16 patients with different types of liver pathologies (10 males, 6 females) and 22 normal subjects (14 males, 8 females) with no history or biochemical signs of liver disease, were enrolled in this study (for detailed information see Supplementary Table 1). In all except one patient, the diagnosis of the liver disease was histologically proven by histologic evaluation of either needle biopsy or surgical specimen. From healthy controls, a panel of laboratory parameters (aminotransferases, γ-glutamyltransferase, coagulation factors, bilirubin, alkaline phosphatase and albumin) was determined to exclude presence of a liver disease.

Experimental protocols

The study was carried out at the Department of Surgery, Charité Campus Mitte and Campus Virchow-Klinikum, Charité-Universitätsmedizin Berlin from July 2016 to February 2018. The study protocol was approved by the ethics committee of the Charité-Universitätsmedizin Berlin and adhered to the latest version of the Declaration of Helsinki, and all the study participants provided written informed consent before enrollment. Every subject underwent two examination sessions, held on separate days.

2DOB test

To avoid isotopic effects from the food intake (Jonderko et al. 2008), the test was started after at least 3 h of fasting. The subject was placed in a prone position. To analyze the whole breath continuously, a specifically designed face mask was used for easy collection of exhaled breath. The gas analyses were performed in real time at the bedside using the commercially available FLIP® detection device (Humedics GmbH, Berlin, Germany) with a newly developed device for spectral analysis of the 13CO2 and 12CO2 amounts in the exhaled breath (Rubin et al. 2011, 2016). The intravenous injection of 13C-labeled bicarbonate (named 13C–B in the following) was performed after about 10 min when the DOB baseline has reached stable values. This injection resulted in a rapid increase of DOB values reaching a maximum after a few seconds. For the model-based computational analyses of the experimentally determined DOB data, the time point at which the DOB value of an individual patient has reached the maximum after injection of 13C–B was designated "0". Then, at time T = Tm ≈ 30 min after the injection of 13C–B, a dose of 2 mg/kg body weight of 13C-labeled methacetin (13C–M) was administered intravenously followed by a flush of 20 ml of isotonic saline solution. To keep the duration of the full test as short as possible, a time span of 30 min for phase 1 turned out to be sufficient for the unequivocal estimation of the parameters k−C, k+C and kR. Administration of 13C–M gave rise to a second increase of the DOB values followed by a more or less steep decline depending on the methacetin metabolizing capacity of the liver (see Fig. 2). Online sampling and analysis of the 13CO2/12CO2 ratio in the breath were performed with a time resolution of 25 s. To maintain a constant hemodynamic state, test subjects had to rest in a supine position throughout the test.
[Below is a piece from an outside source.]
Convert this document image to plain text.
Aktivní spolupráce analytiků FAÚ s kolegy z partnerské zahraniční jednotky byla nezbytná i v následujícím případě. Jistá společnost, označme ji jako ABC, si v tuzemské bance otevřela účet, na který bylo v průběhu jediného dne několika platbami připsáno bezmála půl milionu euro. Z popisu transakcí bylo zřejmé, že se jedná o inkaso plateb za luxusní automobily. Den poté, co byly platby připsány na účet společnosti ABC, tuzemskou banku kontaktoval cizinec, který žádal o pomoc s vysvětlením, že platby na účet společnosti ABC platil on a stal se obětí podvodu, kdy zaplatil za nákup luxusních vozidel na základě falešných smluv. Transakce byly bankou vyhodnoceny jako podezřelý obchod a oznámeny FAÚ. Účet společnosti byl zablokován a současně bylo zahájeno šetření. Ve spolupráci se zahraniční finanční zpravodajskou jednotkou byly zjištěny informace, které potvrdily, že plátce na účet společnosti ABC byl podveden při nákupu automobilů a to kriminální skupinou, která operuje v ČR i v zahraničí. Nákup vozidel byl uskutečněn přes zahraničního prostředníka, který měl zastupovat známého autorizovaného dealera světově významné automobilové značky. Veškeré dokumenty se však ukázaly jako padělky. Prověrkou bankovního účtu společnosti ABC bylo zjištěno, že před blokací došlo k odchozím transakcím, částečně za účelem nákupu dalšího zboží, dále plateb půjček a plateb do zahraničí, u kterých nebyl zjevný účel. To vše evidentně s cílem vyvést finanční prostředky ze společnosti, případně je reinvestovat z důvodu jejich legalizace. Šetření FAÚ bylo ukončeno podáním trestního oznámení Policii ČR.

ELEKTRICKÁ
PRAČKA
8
A compartment model (see below) was used to estimate from the experimentally determined time-dependent DOB data numerical values for the kinetic parameters characterizing the chemical conversion rate of 13C–M, the exchange of 13C–B and 13C–M with body compartments and the irreversible elimination of 13C–B. These parameters were then tested for their ability to serve as classifiers for the discrimination between normal and diseased livers (see below).

LiMAx test

The LiMAx test is basically identical with the second phase of the 2DOB test. After calibration of the DOB baseline curve, the test is initiated with the intravenous injection of a dose of 2 mg/kg body weight of 13C–M. Blood samples were taken from eight subjects at six time points (= 60, 120, 300, 600, 1200, 1800 s) after 13C–M injection for the determination of the plasma values of 13C–M. The classification score of the test, LiMAx, was introduced in (Stockmann et al. 2009) as

$$ {\text{LiMAx}} = \frac{{{\text{DOB}}_{\max } \; \times \;{\mkern 1mu} {\text{R}}\left( {{\text{PDB}}} \right){\mkern 1mu} \; \times \;{\mkern 1mu} {\mkern 1mu} P{\mkern 1mu} \; \times \;{\mkern 1mu} {\mkern 1mu} {\text{BSA}}\; \times \;{\mkern 1mu} {\text{MM}}}}{{{\text{BW}}}}, $$
(1)

where DOBmax is the maximum value of DOB, R(PDB) = 0.011237 is the baseline ratio 13CO2/12CO2 according to the Pee Dee Belemnite standard (Craig 1957), P = 300 mmol/h/m2 is the CO2 production rate per m2 body surface, BSA is the body surface area (in m2), MM = 166 is the molecular mass of the test drug 13C-methacetin and BW denotes the body weight. BSA was computed by the formula \({\text{BSA}} = 0.024256 \times {\text{BW}}^{0.5378} \times H^{0.3964\;} \left[ {{\text{m}}^{2} } \right]\), where H is the height [in m] of the subject (Haycock et al. 1978).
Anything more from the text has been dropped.